President Trump and his advisors have amended the travel ban instated during January of 2017. The ban, which limited travel from several countries thought to harbor terrorists, was seen as too strict by many critics. The original ban was signed and implemented immediately. The revised executive order will go into effect on March 16, 2017. President Trump’s travel ban is seen as the fulfillment of promises made during his campaign, one of which was to secure America’s border and limit access to terrorists.

Travel ban restrictive but necessary

Travel bans from countries suspected of harboring terrorists are not new.

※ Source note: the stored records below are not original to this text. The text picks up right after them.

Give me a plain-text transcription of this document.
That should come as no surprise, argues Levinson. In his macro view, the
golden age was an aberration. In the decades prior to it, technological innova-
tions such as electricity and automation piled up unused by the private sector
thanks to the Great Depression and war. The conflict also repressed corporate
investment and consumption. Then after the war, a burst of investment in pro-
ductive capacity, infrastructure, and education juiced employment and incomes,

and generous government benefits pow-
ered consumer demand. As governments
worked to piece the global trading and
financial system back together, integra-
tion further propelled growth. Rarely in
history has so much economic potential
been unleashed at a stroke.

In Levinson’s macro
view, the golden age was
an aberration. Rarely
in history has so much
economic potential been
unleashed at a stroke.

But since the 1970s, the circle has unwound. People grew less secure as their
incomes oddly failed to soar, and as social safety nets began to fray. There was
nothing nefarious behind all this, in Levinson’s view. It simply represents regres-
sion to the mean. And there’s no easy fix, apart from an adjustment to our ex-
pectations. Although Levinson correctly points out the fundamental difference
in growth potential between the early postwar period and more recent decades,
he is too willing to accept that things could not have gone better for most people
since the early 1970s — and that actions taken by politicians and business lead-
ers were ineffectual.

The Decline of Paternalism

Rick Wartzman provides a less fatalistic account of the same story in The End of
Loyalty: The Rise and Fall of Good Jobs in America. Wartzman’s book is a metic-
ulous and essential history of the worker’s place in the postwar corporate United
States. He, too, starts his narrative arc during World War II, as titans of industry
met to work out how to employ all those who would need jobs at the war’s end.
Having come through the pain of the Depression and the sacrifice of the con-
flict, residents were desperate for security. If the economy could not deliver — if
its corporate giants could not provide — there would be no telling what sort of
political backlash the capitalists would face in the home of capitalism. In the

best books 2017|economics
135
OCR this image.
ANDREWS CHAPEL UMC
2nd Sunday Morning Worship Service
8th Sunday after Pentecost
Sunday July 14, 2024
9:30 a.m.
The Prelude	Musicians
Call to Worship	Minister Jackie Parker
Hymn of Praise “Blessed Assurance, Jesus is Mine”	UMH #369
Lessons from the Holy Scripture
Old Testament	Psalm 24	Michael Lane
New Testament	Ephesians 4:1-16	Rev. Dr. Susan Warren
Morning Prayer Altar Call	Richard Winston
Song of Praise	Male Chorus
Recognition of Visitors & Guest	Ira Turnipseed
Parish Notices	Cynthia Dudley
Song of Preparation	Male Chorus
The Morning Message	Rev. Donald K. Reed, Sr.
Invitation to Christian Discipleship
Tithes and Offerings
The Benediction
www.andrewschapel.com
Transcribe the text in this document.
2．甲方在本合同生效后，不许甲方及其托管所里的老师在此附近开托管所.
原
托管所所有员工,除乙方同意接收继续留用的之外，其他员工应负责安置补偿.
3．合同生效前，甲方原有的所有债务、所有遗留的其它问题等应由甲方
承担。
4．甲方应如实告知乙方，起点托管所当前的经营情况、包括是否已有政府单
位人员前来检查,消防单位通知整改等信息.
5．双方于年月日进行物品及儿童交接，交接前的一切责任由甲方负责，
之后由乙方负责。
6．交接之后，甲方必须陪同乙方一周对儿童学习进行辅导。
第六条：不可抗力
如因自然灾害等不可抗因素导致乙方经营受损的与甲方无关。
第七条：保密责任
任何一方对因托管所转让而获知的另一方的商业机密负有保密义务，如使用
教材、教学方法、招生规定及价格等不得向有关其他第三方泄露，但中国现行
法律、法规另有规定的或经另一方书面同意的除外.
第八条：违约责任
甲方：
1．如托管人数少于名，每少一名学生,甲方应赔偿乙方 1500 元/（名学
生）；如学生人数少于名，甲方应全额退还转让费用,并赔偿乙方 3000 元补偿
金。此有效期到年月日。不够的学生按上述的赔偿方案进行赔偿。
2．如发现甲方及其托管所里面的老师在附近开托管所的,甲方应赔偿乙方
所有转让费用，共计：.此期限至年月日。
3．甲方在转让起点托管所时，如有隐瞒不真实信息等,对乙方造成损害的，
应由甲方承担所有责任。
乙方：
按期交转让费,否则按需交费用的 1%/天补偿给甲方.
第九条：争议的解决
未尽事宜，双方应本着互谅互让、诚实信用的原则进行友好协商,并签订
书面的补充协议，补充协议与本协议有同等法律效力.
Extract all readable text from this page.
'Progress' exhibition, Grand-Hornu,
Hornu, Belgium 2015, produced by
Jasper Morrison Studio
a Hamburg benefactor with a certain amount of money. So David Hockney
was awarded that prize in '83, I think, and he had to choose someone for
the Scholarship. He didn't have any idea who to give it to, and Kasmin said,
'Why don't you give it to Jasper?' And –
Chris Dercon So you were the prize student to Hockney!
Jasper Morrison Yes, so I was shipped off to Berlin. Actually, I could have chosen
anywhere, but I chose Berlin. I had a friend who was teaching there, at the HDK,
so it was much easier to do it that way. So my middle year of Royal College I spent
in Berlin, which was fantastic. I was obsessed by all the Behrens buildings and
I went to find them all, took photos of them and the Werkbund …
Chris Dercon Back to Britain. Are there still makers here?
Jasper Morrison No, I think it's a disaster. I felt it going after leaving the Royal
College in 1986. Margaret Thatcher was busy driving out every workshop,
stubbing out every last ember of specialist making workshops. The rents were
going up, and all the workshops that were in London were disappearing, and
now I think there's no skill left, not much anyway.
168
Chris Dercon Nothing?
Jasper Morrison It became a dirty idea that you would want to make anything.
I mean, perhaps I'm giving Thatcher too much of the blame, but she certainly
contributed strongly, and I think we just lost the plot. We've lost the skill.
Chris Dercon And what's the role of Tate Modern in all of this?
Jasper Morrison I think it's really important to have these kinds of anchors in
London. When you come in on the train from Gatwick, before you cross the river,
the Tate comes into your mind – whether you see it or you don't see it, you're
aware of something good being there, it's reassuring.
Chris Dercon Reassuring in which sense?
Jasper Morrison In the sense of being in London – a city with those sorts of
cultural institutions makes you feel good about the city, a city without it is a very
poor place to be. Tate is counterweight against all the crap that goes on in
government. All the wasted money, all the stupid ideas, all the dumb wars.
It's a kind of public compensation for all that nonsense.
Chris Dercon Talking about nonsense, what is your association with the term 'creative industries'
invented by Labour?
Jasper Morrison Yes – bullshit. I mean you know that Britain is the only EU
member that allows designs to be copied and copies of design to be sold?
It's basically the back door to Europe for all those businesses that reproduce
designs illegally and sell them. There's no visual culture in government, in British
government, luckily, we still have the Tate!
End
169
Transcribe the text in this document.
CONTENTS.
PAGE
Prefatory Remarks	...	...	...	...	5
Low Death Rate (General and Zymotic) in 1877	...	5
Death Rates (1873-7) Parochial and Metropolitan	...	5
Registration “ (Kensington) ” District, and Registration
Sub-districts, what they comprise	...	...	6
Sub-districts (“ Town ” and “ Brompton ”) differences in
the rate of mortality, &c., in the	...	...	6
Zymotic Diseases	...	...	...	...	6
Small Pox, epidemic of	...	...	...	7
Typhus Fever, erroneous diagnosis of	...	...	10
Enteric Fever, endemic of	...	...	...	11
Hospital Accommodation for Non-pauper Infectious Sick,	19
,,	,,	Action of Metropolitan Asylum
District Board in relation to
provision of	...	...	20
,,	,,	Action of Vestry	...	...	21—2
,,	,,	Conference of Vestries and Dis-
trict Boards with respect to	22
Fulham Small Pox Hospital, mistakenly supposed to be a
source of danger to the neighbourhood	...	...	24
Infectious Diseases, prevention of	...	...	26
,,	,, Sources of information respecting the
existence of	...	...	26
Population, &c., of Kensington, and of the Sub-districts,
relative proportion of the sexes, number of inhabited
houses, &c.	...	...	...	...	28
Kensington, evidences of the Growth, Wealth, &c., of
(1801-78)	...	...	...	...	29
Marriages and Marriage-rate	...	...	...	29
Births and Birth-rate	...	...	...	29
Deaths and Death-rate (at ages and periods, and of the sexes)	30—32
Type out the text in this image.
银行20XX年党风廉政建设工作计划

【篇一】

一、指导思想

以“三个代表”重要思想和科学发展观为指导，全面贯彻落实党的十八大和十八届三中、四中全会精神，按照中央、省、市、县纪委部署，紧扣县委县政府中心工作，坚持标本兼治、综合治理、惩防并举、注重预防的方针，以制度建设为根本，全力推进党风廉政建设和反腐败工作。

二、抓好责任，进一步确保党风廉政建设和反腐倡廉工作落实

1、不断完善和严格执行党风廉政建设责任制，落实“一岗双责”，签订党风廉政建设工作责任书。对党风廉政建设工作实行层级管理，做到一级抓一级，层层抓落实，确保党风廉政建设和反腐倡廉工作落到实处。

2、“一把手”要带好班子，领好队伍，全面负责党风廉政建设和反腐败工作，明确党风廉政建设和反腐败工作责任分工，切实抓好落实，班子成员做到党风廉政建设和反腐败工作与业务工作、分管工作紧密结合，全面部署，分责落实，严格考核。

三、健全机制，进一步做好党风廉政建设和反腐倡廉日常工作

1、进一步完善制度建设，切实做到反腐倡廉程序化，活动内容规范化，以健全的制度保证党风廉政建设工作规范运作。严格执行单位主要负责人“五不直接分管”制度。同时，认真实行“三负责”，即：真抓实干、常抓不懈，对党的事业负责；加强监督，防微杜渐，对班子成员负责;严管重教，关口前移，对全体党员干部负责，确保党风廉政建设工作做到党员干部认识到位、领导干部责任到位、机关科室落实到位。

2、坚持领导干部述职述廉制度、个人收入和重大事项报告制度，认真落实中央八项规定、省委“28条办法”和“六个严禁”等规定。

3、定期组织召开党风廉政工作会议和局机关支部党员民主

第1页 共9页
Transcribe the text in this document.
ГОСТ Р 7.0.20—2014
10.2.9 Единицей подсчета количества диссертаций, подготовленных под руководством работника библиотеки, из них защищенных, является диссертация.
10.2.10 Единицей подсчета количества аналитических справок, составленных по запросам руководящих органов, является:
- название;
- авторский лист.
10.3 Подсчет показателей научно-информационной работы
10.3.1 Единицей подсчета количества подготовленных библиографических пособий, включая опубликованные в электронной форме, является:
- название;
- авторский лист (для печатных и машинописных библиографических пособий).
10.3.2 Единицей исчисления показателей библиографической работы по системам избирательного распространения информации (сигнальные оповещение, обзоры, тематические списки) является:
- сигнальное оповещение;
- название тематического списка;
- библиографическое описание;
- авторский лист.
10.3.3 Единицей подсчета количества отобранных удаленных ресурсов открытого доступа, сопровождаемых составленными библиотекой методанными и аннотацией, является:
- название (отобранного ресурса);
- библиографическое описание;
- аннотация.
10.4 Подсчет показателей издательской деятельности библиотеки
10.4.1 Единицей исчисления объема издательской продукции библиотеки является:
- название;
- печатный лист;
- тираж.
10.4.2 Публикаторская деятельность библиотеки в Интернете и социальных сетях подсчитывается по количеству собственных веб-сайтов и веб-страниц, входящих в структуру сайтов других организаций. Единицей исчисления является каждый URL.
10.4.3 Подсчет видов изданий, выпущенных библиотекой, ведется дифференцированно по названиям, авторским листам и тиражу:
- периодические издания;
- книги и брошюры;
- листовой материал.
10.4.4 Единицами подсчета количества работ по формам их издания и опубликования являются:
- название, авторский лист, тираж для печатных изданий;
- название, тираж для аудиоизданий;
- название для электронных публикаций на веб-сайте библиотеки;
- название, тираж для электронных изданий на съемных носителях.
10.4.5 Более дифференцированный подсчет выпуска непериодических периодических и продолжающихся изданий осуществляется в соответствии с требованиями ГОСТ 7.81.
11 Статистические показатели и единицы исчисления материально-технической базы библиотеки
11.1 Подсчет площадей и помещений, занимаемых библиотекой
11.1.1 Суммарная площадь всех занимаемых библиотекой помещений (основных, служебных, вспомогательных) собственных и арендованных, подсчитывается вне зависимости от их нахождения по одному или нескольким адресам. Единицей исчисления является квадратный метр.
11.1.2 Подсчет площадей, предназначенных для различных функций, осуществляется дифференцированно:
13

Unfortunately, people such as students, employees, refugees and global tourists are sometimes caught up in the midst of a travel ban. Enacted by executive order during President Trump’s first month in office, the travel ban is said to have been created intentionally to be severely restrictive in an attempt to give the new administration an opportunity to evaluate the current refugee and terrorist situation.

President Trump has stated that the travel ban enacted was done with the intention of protecting the sovereignty of the Unites States and her citizens. Travel bans have been proposed in the past to stem the spread of illness or disease. For example, travel bans on ebola-affected countries were discussed during an outbreak of the deadly disease in Western Africa.

Travel bans have also been used to keep select individuals from traveling to or from certain destinations, like in the case of Michael Savage. Michael Savage appealed several times to former secretary Hillary Clinton to intervene on his behalf to have a travel ban rescinded.

Trump’s travel ban reflects solutions

The new travel restriction goes into effect mid-March.

The removal of Iraq from the list of banned countries was encouraged by President Trump’s Secretary of Defense Jim Matthis for fear of stemming progress in the elimination of terrorist organizations that country. The new exemptions; permanent residents, valid visa holders, are seen as a practical remodeling of the travel ban.

The new executive order drops language offering higher status to religious minorities that many saw as anti-Muslim. It also will allow Syrians to enter the United States after a 120 wait period and background checks instead of an indefinite termination of travel to the US.

The new language is more appealing to the masses but groups like the ACLU are still not satisfied, citing the Trump administration's supposed anti-Muslim rhetoric and preferential treatment of peoples coming from less terror and conflicted areas. The President Trump administration says that it is trying to defeat ISIS and the Muslim Brotherhood as well as secure the country and that not everybody is going to be happy with any restrictions on travel.